In late 2009 the U.S. deployed drone aircraft to the island nation of Seychelles. A U.S. official said then that the drones were primarily for anti-piracy efforts but that he couldn’t rule out their use over Somalia.
Rashid Abdi, a Somali expert with the International Crisis Group, said if the drone strikes are conducted with “sensitivity” they would cripple al-Shabab without causing a public outcry over civilian deaths.
“Any increased foreign military involvement carries its own risks. However, short, sharp and surgical strikes to take out foreign jihadists or degrade al-Shabab may not be a bad thing,” he said. “Due care must be taken to avoid civilian deaths.”
The approximately 9,000 African Union forces in Somalia — led by troops from Uganda and Burundi — have gained ground in an offensive this year against al-Shabab fighters.
The Pentagon is sending nearly $45 million in military equipment to those two nations to help their troops in Mogadishu. The aid includes four small, shoulder-launched Raven drones, body armor, night-vision gear, communications and heavy construction equipment, generators and surveillance systems.
Lt. Col. Paddy Ankunda, spokesman for the AU peacekeepers, welcomed the U.S. assistance, saying it will help the force increase its surveillance abilities. “With the help of drones, we can locate insurgents in real time and deal with them decisively,” he said.
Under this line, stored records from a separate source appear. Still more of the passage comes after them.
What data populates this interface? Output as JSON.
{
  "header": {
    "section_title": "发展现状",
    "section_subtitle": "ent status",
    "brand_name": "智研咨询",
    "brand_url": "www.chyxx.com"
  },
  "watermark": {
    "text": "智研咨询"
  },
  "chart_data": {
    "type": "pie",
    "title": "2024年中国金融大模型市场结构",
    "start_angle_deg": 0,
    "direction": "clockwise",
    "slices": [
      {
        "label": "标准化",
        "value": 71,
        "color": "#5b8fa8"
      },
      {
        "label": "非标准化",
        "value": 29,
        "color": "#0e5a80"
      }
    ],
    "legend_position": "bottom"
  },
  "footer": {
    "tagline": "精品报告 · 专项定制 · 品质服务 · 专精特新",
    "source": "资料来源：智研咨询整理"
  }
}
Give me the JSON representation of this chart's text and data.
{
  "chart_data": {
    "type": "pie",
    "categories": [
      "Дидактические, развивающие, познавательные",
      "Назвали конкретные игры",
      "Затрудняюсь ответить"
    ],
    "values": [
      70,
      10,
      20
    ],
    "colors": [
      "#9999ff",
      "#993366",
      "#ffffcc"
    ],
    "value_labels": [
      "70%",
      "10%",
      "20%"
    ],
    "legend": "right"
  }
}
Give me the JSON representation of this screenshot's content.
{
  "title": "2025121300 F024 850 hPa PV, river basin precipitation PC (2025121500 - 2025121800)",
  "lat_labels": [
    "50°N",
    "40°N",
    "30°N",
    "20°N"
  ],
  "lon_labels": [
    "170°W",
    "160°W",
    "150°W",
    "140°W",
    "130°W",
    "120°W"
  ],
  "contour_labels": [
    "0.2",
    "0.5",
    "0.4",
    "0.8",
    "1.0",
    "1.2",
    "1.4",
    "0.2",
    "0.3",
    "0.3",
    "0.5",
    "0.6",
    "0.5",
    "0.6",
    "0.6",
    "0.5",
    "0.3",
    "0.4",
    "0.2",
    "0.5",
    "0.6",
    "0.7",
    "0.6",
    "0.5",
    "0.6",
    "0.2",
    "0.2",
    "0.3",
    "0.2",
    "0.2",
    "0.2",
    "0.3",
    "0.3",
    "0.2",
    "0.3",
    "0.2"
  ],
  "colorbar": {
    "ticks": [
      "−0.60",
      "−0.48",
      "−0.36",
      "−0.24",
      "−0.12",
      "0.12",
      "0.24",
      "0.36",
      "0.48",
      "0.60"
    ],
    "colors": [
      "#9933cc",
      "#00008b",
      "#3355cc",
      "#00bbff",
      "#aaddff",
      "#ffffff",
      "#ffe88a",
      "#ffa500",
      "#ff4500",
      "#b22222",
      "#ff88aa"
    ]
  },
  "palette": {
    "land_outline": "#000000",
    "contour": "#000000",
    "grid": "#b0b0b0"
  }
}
He also urged the U.S. to increase its strikes against militants to destroy insurgents’ command and control capabilities. “If you eliminate al-Shabab leadership, you are limiting their power to conduct successful military operations,” Ankunda said.
Even as the U.S. says it will increase its focus on al-Qaida and its affiliates, Faqi said al-Shabab fighters make an easier target than militants in Pakistan or Yemen, because Somalia has few mountainous areas that can serve as hideouts. He said he didn’t believe militants in Somalia are as experienced as in other parts of the world.
Still, U.S. officials have said they believe that al-Shabab counts hundreds of foreign fighters — including veterans of the Iraq and Pakistan-Afghanistan conflicts — among its ranks. A Somali soldier last month killed Fazul Abdullah Mohammed, a top al-Qaida operative and the mastermind behind the 1998 bombings of U.S. embassies in Kenya and Tanzania.
Somalia hasn’t had a functioning government since 1991, a state of chaos that has allowed militancy and piracy to flourish. Faqi said the U.S. pays the bulk of the army’s salary, along with Italy, and that his government gets logistical and capacity building supports from America. He said his government is grateful but needs even more help with hospitals, communication equipment and vehicles.
Faqi said al-Shabab is in a “very, very difficult situation nowadays, financially, militarily and morally,” and that any sustained aerial strikes would further weaken the militants, who control large swaths of the country’s southern and central regions, including portions of the capital, Mogadishu, despite the success of the African Union offensive.
“There is mistrust among its top leaders, and between Somalis and foreigners. So I believe that new aerial strikes against its leaders will be another nail in the coffin of al-Shabab,” he said.